We are not lacking innovation in U.S. education. We lack the ability to learn from our innovations.
Over the last decade, the U.S. Department of Education has built a robust infrastructure for evaluating programs at the federal level. The National Center for Education Evaluation has funded more than 34 large-scale impact evaluations since 2002. These cost an average of $12 million and have taken 5.6 years to complete. Such a system might be sufficient in countries where education policy decisions are made at the federal level and where there is greater continuity of leadership. Unfortunately, state and local decision-makers—who play the critical role in the U.S. system—too rarely make the connection between the lessons learned in federally-funded evaluations and their own policy decisions. We need a new model to supplement these federal efforts, which is faster, less expensive and more closely tied to the decisions being made at the state and local level.
The Common Core standards and new teacher evaluation policies are a good example. Although the federal government helped create the policy framework, its ultimate impact will be determined by thousands of implementation and policy decisions at the state and local level. So, how could we ensure that state and local leaders get the evidence they will need to find the best solutions?
Here’s an outline of one approach, which a group of states and large districts could undertake collectively:
- Suppose a group of states were to invite panels of teachers to assemble packages of materials targeted at the most demanding new standards in each grade and subject. Each package should contain a training component and a feedback component. For instance, in addition to receiving training and curriculum materials, teachers might be given cameras to submit videos of their lessons teaching the new standards, for comment from peers, principals and content experts. (Implementing the new standards will require massive adult behavior change. And any adult behavior change requires feedback. Postponing the implementation of teacher evaluations would be like launching a Weight Watchers program with no bathroom scales or mirrors for the participants.)
- Teams of teachers by grade level and subject in schools would be invited to participate in the trials, from all the participating states.
- The states would find a partner to organize the trials to test the packages. From the volunteer schools, a subset would be chosen by lottery to receive the treatments in specific grade levels and subjects. (A school might win the lottery in one grade and subject, but not in others. They would serve as control group schools in the grades and subjects where they were not chosen for treatment.) Randomly assigning treatments at the school/grade level would eliminate the need to analyze student-level data.
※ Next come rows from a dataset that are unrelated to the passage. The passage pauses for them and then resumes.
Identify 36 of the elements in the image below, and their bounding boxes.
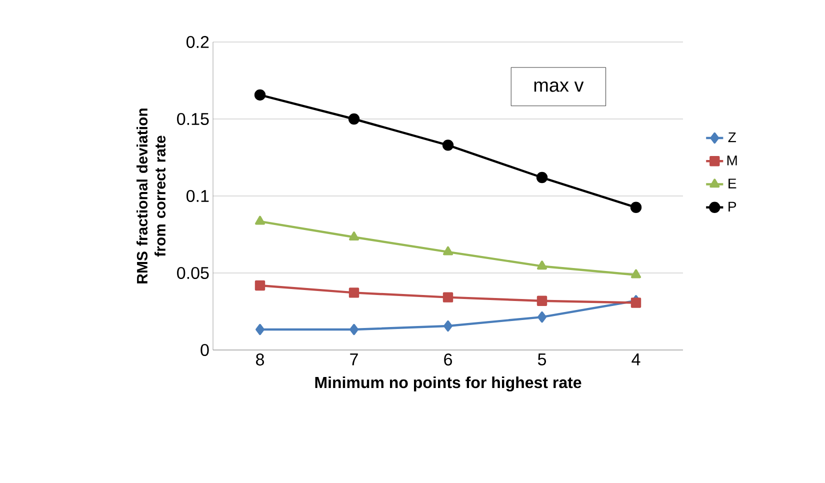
point	[444, 320, 452, 332]
legend-label: Z	[728, 132, 736, 142]
point	[443, 246, 453, 256]
point	[630, 298, 642, 308]
x-tick-label: 7	[350, 354, 358, 366]
legend-label: P	[728, 202, 736, 212]
x-tick-label: 6	[444, 354, 452, 366]
x-tick-label: 4	[632, 354, 640, 366]
point	[442, 292, 454, 302]
point	[348, 113, 360, 125]
annotation: max v	[534, 81, 584, 92]
x-tick-label: 5	[538, 354, 546, 366]
y-tick-label: 0.15	[177, 112, 209, 126]
y-axis-title: RMS fractional deviation from correct rate	[136, 108, 166, 284]
x-axis-title: Minimum no points for highest rate	[315, 376, 582, 392]
point	[536, 296, 548, 306]
point	[537, 260, 547, 270]
point	[536, 172, 548, 184]
point	[255, 216, 265, 225]
point	[538, 311, 546, 323]
point	[254, 280, 266, 291]
y-tick-label: 0.1	[186, 190, 209, 202]
point	[254, 89, 266, 101]
y-tick-label: 0.2	[186, 36, 209, 48]
point	[256, 324, 264, 336]
legend-label: M	[727, 156, 737, 166]
point	[630, 202, 642, 213]
point	[348, 288, 360, 298]
x-tick-label: 8	[256, 354, 264, 366]
point	[350, 324, 358, 336]
y-tick-label: 0.05	[177, 266, 209, 280]
point	[631, 269, 641, 278]
y-tick-label: 0	[200, 344, 209, 356]
point	[442, 140, 454, 151]
legend-label: E	[728, 178, 736, 188]
point	[349, 232, 359, 240]
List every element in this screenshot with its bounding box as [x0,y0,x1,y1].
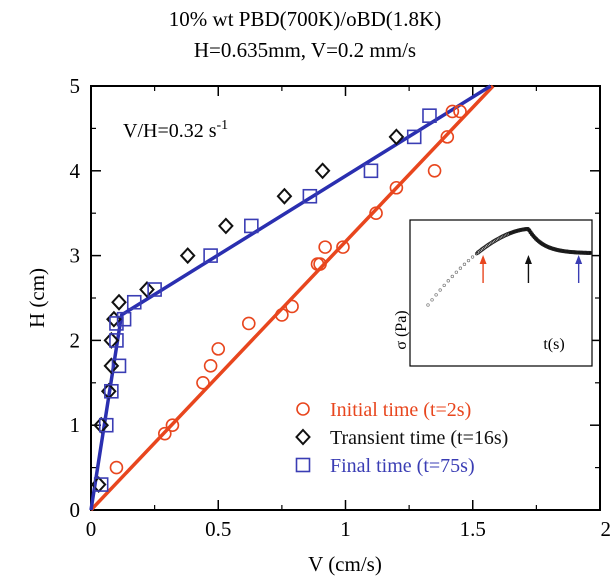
square-point [109,333,124,348]
circle-point [203,359,218,373]
circle-point [275,308,289,322]
legend-diamond-icon [295,428,311,446]
inset-y-label: σ (Pa) [393,310,410,349]
y-tick-labels: 0 1 2 3 4 5 [70,74,81,522]
diamond-point [103,357,120,375]
inset-point [587,250,593,256]
inset-point [454,270,459,274]
circle-point [369,206,383,220]
circle-point [285,299,299,314]
fit-lines [89,84,495,512]
legend-square-icon [295,457,311,473]
y-axis-label: H (cm) [25,268,49,328]
y-tick-label: 2 [70,328,81,352]
square-point [203,248,218,263]
square-point [363,163,379,179]
diamond-point [388,128,405,146]
legend: Initial time (t=2s) Transient time (t=16s… [295,399,508,477]
x-tick-label: 1.5 [460,517,486,541]
x-tick-label: 2 [601,517,611,541]
y-tick-label: 3 [70,244,81,268]
legend-circle-icon [296,402,310,416]
square-point [244,218,259,234]
inset-point [458,266,463,270]
y-tick-label: 1 [70,413,81,437]
square-point [93,477,109,492]
slope-annotation: V/H=0.32 s-1 [123,118,228,142]
inset-point [438,288,442,292]
inset-point [446,279,450,283]
diamond-point [139,281,155,298]
square-point [422,108,437,123]
chart-subtitle: H=0.635mm, V=0.2 mm/s [194,38,416,62]
diamond-point [218,217,234,235]
circle-point [453,104,467,119]
inset-stress-curve [426,226,593,307]
fit-line [89,84,492,511]
inset-x-label: t(s) [543,336,564,353]
x-tick-labels: 0 0.5 1 1.5 2 [86,517,611,541]
inset-point [426,303,430,307]
square-point [104,383,119,399]
inset-point [434,293,438,297]
legend-label: Transient time (t=16s) [330,427,508,449]
square-point [126,294,142,310]
y-tick-label: 0 [70,498,81,522]
x-tick-label: 0 [86,517,97,541]
circle-point [445,104,460,119]
circle-point [336,240,350,254]
square-point [147,282,162,297]
diamond-point [111,293,127,311]
inset-arrow-head [479,255,487,264]
diamond-point [276,187,293,205]
slope-annotation-superscript: -1 [217,118,229,133]
square-point [116,311,132,327]
square-point [302,188,318,204]
x-tick-label: 1 [340,517,351,541]
square-point [111,358,127,374]
circle-point [241,316,256,331]
legend-label: Initial time (t=2s) [330,399,471,421]
fit-line [89,84,495,512]
circle-point [109,460,124,475]
legend-label: Final time (t=75s) [330,455,475,477]
y-tick-label: 4 [70,159,81,183]
inset-frame [409,219,593,367]
circle-point [158,426,172,441]
inset-point [442,283,446,288]
circle-point [310,257,325,271]
inset-point [470,255,475,259]
inset-arrow-head [524,255,532,264]
inset-point [462,262,467,266]
circle-point [318,240,332,254]
slope-annotation-text: V/H=0.32 s [123,120,217,142]
inset-chart: t(s) σ (Pa) [393,219,593,367]
inset-point [466,258,471,263]
chart-title: 10% wt PBD(700K)/oBD(1.8K) [169,7,441,31]
circle-point [427,164,442,178]
inset-point [430,298,434,302]
circle-point [196,375,210,390]
square-point [406,129,422,145]
inset-point [450,274,454,279]
circle-point [211,342,226,356]
circle-point [389,180,404,195]
circle-point [440,130,455,144]
diamond-point [314,162,331,180]
diamond-point [179,247,196,265]
inset-arrow-head [575,255,583,264]
data-points [90,104,467,494]
square-point [109,316,124,331]
inset-arrows [479,255,583,283]
y-tick-label: 5 [70,74,81,98]
axis-ticks [90,85,601,511]
x-axis-label: V (cm/s) [308,552,382,576]
square-point [98,417,114,433]
x-tick-label: 0.5 [205,517,231,541]
circle-point [165,418,180,433]
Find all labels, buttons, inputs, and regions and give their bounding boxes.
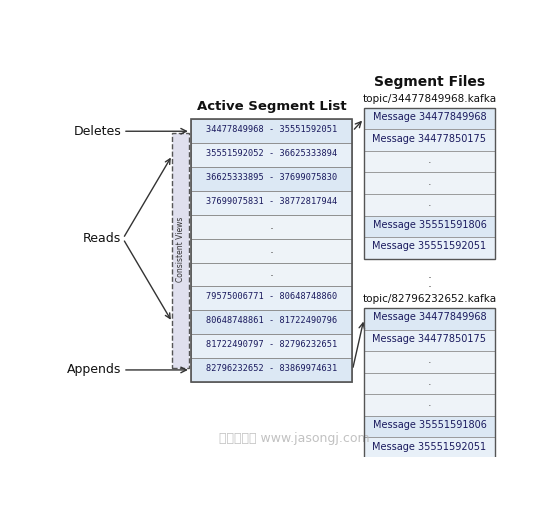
Bar [364, 108, 495, 129]
Bar [172, 133, 189, 368]
Text: .: . [269, 219, 274, 232]
Text: Appends: Appends [67, 363, 122, 377]
Text: Message 34477849968: Message 34477849968 [372, 112, 486, 122]
Text: Reads: Reads [83, 232, 122, 245]
Text: .: . [428, 155, 431, 165]
Text: topic/82796232652.kafka: topic/82796232652.kafka [362, 294, 497, 304]
Bar [364, 372, 495, 394]
Bar [191, 263, 352, 286]
Text: Message 35551592051: Message 35551592051 [372, 442, 487, 451]
Text: .: . [427, 277, 431, 290]
Bar [191, 120, 352, 143]
Bar [191, 143, 352, 167]
Text: .: . [428, 356, 431, 365]
Bar [364, 437, 495, 459]
Text: Message 34477849968: Message 34477849968 [372, 312, 486, 322]
Bar [191, 239, 352, 263]
Bar [364, 351, 495, 372]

Assembling and cleaning student-level data accounts for much of the cost and delay in traditional evaluations.
- The research would piggy-back on federal data reporting requirements (using school-level and subgroup means by grade and subject rather than student-level data). That way, the tables could be prepared beforehand and impact estimates could be produced within days of state reporting during the summer following each school year.
Initially, the effort would need to be launched with federal or philanthropic support. If such a program were to start immediately, the group could be randomly assigning materials this summer. By next summer (the summer of 2015), the group could be pointing to successful models for combining teacher training and teacher evaluation, backed up by strong evidence.
The urgent need for the crisp evidence provided by randomized trials cannot be underestimated. Strangely, education leaders speak about “effective professional development” in the same way that foreign policy experts speak of Middle East peace: everyone says it’s essential, but no one seems to believe it can work! That’s a problem, because it’s impossible to rally a groundswell of support unless you believe (and can demonstrate) your strategy will work. State and district leaders have a brief window of time—perhaps two or three years at the most—to prove it. (Otherwise, the next cycle of reformers will reinvent the wheel again.)
This would just be the first step. Not every intervention would lend itself to random assignment. Universities will need to train state and local agency staff to use their data to evaluate policies and programs. Software providers will need to automate the statistical algorithms used by PhD-level analysts in the more expensive customized evaluations. Once they’ve seen the payoff, state and district leaders will need to find the resources needed to hire them.